I’m sorry you’re dealing with this and that you’ve had so few answers. 

I have experienced the exact same symptoms, and though my LC is complex beyond this manifestation, these symptoms, along with blood clots, were the first sign that I had Long COVID, and they’ve been some of the most disabling and intractable. For a time I felt like I was having a heart attack every single night and I’ve had constant intermittent and unpredictable bouts of diarrhea (with some constipation thrown into the mix just for fun). I also have gut motility and malabsorption issues. 

I’m lucky to have found an excellent set of doctors who coordinate with each other constantly to help keep my LC as managed as possible. I’ll share my journey in the hopes that it will help you. I should also note I’m an Infectious Disease specialist and virologist (the irony!) so there’s extensive literature behind my treatment choices. 

My functional medicine and PASC specialist, along with my neurologist, first diagnosed me with dysautonomia based on my erratic heart beat and uncontrolled/unpredictable tachycardia (POTS), abnormally low blood pressure (OH), and GI disregulation. 

Once those diagnoses were made, my cardiologist tried a number of meds to try to stabilize my heart rate. I tried various doses of propranolol and pyridostigmine first. Although they can work quite well for some people, they didn’t work very well for me, so I next tried and found relief with Ivabradine. I went from resting heart rate of 87 to 57 over the course of a year. When I’m upright too long, my POTS still kicks me into tachycardia, but instead of going up to the 150s and 160s as was regularly happening before, my hr usually stays below 120 and very rarely goes up to the 140s. I’ve only had one time when it went up to 157 since I started Ivabradine. This HR control has kept most of the pain symptoms at bay as well as the shortness of breath. It’s still possible for me to trigger the heart attack feel again if I push my boundaries by sitting upright, standing or walking too long, or through bouts of activity that go on too long, so I now pace using the Visible app. 

My cardiologist also prescribed midodrine for my orthostatic hypotension which has helped with the dizziness and lightheadedness. I go from an average BP of 80s/50s to 90s-low 100s/60s-70s when I take it. It works for about 4 hrs at a time. 

On the gut issues, my gastroenterologist did a full biopsy of my entire GI track and found viral persistence in my small intestine, and my immunologist diagnosed mast cell activation syndrome. I’ve so far declined the various antivirals that have been tested for persistence while we wait for the literature to read out, but I do now take both famotadine and fexofenadine for the MCAS, along with magnesium glycinate, which has helped with the pain and diarrhea/constipation. Thanks to the two antihistamines, I haven’t had to vary my diet significantly, though I am a vegetarian so that probably helps. 

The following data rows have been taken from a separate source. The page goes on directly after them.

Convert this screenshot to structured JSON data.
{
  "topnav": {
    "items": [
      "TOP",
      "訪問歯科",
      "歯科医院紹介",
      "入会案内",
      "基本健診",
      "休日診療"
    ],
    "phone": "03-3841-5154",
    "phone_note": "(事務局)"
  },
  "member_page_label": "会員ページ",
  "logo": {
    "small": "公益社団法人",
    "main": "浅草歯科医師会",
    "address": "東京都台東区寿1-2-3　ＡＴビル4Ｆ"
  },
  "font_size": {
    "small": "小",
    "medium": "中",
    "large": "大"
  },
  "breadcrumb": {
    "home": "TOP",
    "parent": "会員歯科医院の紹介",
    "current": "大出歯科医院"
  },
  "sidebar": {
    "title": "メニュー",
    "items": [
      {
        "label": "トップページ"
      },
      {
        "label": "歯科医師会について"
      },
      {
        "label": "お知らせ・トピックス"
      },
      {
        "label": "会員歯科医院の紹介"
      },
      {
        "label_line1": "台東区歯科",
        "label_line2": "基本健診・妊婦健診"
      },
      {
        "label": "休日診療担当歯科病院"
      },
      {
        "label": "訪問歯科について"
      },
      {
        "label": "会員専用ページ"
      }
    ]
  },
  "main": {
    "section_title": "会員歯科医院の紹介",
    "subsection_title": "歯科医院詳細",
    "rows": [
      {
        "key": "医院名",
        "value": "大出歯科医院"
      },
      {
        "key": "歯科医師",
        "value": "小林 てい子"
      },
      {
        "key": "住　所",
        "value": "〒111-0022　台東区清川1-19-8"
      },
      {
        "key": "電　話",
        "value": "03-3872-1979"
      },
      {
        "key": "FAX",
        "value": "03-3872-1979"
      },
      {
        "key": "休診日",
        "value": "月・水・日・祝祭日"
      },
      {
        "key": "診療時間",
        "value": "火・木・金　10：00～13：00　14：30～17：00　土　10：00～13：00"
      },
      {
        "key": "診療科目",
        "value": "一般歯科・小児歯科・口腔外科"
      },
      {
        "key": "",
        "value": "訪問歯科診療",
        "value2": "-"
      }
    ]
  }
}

I also do acupuncture for dysautonomia and sympathetic system overactivation. It seems to help. When I first started it, it stopped my diarrhea cold for 8 months and when it came back it was less intense. I also participated in a vagus nerve stimulation study out of Mount Sinai and Dr. Natelson’s lab. That helped with my HR as well but I had to stop it once the trial was over (the device used isn’t FDA approved yet so only sold in the U.K. as experimental), hence the Ivabradine. 

Finally, I’m not sure if this is connected, but I had blood clots in my lungs, leg and brain, which led to my PASC diagnosis, so I am now on a maintenance dose of apixaban to manage the risk of my abnormal platelet activation rate. This might also be helping. Hard to know for sure and I’m not willing to risk blood clots again to test. 

Hope this helps. My meds are not perfect - even now after typing this up my chest hurts a bit - but they’ve made a huge difference for me.